Title :
Anchor Models for Emotion Recognition from Speech
Author :
Attabi, Yazid ; Dumouchel, P.
Author_Institution :
Centre de Rech. Inf. de Montreal (CRIM), Ecole de Technol. Super. (ETS), Montreal, QC, Canada
Abstract :
In this paper, we study the effectiveness of anchor models applied to the multiclass problem of emotion recognition from speech. In the anchor models system, an emotion class is characterized by its measure of similarity relative to other emotion classes.
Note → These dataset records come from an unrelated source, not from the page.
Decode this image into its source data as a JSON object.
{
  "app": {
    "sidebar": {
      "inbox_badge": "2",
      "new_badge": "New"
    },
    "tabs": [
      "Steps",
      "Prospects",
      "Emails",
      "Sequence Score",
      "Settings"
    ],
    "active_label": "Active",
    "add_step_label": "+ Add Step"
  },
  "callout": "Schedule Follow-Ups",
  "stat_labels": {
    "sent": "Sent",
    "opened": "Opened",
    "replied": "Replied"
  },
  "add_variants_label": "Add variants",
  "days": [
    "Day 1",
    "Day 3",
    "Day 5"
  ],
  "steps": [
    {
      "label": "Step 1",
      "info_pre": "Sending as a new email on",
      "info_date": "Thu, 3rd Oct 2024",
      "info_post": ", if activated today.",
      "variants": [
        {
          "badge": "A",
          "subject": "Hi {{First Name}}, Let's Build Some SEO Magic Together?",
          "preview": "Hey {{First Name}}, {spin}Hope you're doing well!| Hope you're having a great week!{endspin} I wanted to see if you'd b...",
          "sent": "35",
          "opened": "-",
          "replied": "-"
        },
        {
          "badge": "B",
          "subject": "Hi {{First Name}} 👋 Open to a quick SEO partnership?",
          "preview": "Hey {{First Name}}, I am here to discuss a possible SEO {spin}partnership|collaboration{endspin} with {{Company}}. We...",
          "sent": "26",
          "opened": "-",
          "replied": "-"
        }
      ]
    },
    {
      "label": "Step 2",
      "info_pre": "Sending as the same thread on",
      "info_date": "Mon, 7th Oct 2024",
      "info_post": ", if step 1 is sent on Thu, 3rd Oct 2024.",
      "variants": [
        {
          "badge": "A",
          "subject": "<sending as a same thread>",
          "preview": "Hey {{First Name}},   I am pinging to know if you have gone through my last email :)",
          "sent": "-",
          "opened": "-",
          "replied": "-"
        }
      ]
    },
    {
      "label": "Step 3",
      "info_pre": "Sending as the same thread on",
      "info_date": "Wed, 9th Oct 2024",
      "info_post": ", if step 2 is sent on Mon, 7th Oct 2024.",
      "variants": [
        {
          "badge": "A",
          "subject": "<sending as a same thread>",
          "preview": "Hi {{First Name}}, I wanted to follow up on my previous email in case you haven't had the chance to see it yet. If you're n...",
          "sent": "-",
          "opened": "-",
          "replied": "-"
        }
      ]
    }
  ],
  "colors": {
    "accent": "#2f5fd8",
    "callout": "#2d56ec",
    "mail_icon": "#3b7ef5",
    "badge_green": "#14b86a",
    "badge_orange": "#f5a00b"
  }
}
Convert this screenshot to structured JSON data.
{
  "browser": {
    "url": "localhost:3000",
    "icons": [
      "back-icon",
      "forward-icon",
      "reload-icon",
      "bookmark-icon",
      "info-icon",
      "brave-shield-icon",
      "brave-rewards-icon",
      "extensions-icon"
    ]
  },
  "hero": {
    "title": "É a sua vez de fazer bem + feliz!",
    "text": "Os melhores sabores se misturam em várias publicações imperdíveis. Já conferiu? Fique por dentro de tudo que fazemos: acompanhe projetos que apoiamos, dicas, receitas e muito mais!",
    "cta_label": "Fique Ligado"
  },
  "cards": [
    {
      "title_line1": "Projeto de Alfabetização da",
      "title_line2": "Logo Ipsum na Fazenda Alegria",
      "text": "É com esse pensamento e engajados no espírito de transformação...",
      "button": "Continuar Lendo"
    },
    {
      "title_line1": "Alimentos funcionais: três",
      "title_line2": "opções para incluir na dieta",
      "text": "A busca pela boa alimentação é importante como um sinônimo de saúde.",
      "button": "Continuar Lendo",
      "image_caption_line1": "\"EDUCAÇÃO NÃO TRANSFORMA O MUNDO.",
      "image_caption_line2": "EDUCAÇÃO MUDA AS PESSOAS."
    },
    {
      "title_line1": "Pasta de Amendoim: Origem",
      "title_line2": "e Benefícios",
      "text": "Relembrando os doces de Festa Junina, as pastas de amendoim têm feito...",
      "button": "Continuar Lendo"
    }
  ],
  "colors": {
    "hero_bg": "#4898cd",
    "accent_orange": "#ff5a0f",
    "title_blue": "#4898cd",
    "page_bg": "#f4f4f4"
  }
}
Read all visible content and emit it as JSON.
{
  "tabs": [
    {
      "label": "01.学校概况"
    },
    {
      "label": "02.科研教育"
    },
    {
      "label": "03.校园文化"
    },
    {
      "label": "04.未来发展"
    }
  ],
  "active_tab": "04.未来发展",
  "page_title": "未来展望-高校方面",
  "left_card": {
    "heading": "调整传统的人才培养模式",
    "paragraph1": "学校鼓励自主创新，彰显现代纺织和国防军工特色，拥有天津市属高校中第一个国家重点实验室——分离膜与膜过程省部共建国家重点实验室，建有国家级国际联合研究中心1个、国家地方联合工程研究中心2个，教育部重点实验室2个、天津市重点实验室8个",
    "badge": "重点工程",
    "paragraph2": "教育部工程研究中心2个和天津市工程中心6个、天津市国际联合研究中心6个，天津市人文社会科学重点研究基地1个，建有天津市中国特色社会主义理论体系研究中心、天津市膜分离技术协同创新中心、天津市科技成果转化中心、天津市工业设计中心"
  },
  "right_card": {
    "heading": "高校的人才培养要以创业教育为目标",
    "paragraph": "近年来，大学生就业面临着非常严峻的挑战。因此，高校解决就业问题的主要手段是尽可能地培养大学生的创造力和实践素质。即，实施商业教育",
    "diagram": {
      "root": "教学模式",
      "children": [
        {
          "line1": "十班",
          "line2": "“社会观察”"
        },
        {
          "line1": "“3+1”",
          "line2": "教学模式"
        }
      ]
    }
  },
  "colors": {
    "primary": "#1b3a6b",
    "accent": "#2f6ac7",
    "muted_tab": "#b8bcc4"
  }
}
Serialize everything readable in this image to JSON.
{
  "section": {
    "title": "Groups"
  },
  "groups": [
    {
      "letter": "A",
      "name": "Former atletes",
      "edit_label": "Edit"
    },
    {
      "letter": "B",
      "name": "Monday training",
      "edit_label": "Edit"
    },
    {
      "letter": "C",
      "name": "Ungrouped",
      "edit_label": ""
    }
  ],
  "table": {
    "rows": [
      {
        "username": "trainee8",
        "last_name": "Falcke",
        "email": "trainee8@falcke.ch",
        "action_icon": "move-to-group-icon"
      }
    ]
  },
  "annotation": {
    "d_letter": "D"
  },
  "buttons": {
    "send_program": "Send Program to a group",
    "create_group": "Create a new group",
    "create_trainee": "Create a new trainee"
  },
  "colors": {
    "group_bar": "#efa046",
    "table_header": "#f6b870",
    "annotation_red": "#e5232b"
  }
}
Generative models such as Gaussian Mixture Models (GMMs) are often used as front-end systems to generate feature vectors used to train complex back-end systems such as support vector machines (SVMs) or a multilayer perceptron (MLP) to improve the classification performance. We show that in the context of highly unbalanced data classes, these back-end systems can improve the performance achieved by GMMs provided that an appropriate sampling or importance weighting technique is applied. Furthermore, we show that anchor models based on the euclidean or cosine distances present a better alternative to enhance performances because none of these techniques are needed to overcome the problem of skewed data. The experiments conducted on FAU AIBO Emotion Corpus, a database of spontaneous children´s speech, show that anchor models improve significantly the performance of GMMs by 6.2 percent relative. We also show that the introduction of within-class covariance normalization (WCCN) improves the performance of the anchor models for both distances, but to a higher extent for euclidean distance for which the results become competitive with cosine distance.
Keywords :
Gaussian processes; emotion recognition; multilayer perceptrons; speech recognition; support vector machines; Euclidean distances; FAU AIBO emotion corpus; GMMs; Gaussian mixture models; MLP; SVMs; WCCN; anchor model system; complex back-end systems; cosine distances; emotion recognition; feature vector generation; front-end systems; generative models; importance weighting technique; multilayer perceptron; speech recognition; support vector machines; unbalanced data classes; within-class covariance normalization; Computational modeling; Emotion recognition; Hidden Markov models; Measurement; Speech; Speech recognition; Vectors; Anchor models; GMM model; WCCN; children´s speech; emotion recognition; skewed distribution;
Journal_Title :
Affective Computing, IEEE Transactions on
DOI :
10.1109/T-AFFC.2013.17